Belinda-Lee, Miss NZ Drag Queen 1975, at Mojos Nightclub, Auckland

Details

Production Date 1975
2010
Collection(s) Collection Govett-Brewster Art Gallery, New Plymouth. Purchased from Monica Brewster Bequest in 1981.
Accession Number 81/12
Media Colour photograph - original work
colour photograph on Ilford Galerie Gold Fiber Silk - reproduced work
Measurements 243 x 161mm - original work
243 x 161mm with 15mm border - reproduced work
475 x 375mm framed

About

In the early 1970s, Fiona Clark, then a student at Elam School of Fine Arts, began photographing Auckland’s gay, lesbian and transgender community. Her photographs record a time of intense social change in New Zealand, and a community of individuals who, by their very existence, posed a challenge to conservative social order. Clark faced censorship in 1975 when two of her photographs taken at a Gay Lib dance at Auckland University toured the country as part of the exhibition The Active Eye.

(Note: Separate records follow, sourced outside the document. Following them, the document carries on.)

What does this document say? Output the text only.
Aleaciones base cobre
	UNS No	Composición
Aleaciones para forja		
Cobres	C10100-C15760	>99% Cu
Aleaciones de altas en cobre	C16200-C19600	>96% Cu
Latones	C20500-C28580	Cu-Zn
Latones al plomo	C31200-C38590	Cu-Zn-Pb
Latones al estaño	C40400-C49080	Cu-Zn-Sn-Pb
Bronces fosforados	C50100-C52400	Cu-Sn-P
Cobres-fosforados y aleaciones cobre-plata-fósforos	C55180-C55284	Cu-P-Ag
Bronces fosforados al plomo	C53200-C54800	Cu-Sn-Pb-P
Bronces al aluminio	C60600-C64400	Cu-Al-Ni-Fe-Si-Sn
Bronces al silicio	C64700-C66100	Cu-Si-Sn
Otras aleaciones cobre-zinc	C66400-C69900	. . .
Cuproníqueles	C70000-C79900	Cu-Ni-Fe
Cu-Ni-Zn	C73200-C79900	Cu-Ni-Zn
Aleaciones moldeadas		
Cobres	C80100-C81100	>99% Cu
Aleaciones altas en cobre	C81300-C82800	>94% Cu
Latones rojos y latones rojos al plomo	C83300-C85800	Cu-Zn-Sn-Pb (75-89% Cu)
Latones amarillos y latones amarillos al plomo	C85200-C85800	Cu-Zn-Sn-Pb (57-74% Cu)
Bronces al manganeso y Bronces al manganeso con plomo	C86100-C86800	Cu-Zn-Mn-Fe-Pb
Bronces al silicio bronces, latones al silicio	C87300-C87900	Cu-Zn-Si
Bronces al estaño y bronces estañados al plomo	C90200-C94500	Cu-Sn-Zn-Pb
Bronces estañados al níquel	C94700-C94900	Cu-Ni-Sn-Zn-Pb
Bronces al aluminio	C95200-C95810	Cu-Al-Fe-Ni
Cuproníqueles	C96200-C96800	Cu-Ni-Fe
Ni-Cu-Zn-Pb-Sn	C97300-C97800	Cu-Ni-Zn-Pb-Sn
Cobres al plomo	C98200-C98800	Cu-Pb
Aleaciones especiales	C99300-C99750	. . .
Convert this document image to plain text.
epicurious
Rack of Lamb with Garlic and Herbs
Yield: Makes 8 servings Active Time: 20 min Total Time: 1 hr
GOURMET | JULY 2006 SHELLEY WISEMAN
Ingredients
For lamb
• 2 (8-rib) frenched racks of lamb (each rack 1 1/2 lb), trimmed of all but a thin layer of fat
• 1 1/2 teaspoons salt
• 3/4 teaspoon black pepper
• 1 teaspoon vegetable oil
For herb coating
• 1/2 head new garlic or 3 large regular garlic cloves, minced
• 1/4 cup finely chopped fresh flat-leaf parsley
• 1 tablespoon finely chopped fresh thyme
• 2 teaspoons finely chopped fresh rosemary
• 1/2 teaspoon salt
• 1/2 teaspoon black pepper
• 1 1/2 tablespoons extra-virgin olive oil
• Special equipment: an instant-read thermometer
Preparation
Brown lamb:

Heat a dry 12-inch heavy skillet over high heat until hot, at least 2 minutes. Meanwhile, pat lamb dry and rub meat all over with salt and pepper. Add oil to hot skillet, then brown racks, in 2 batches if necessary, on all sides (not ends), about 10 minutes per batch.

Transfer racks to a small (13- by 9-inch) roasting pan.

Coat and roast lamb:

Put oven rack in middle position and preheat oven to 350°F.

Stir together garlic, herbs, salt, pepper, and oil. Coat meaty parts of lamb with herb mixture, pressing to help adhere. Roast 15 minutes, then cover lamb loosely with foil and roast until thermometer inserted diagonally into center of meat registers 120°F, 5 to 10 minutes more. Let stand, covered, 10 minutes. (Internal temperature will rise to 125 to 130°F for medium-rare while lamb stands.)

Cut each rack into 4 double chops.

Headlines of outrage accompanied the show around the country; “Mayor shocked by dancing pictures” and “Gallery withdraws ‘indecent’ exhibition”. The photographs were removed from view at many venues, and the exhibition never opened in Auckland.

Twenty-seven years later in 2002, the photographs were shown again in the ground-breaking exhibition Go Girl at the Govett-Brewster Art Gallery. Recent portraits and video interviews with some of the original subjects supplemented Clark’s larger body of work from the 1970s. For Clark, the continued survival of the community is a key element to understanding her 1970s photographs. As such, this body of work tracks a 27-year period of ‘coming out’ in New Zealand.

Belinda-Lee, Miss NZ Drag Queen 1975, at Mojos Nightclub, Auckland is a richly significant image. Belinda-Lee gazes down the lens with all the glamour and seduction of a movie star. However, there are cracks in this surface. Below the shimmering fabric of the curtain backdrop we can see the corner of a stained wall. This is a world of improvisation, and Clark’s camera captures the difficulty of this process of becoming, the slippery oscillation between the theatrical and the mundane. For Belinda-Lee, Clark’s photograph offers some permanence to an identity under duress. The spangles and artifice become what is really real in this photographic tribute to lives lived outrageously, courageously and with screen-goddess style.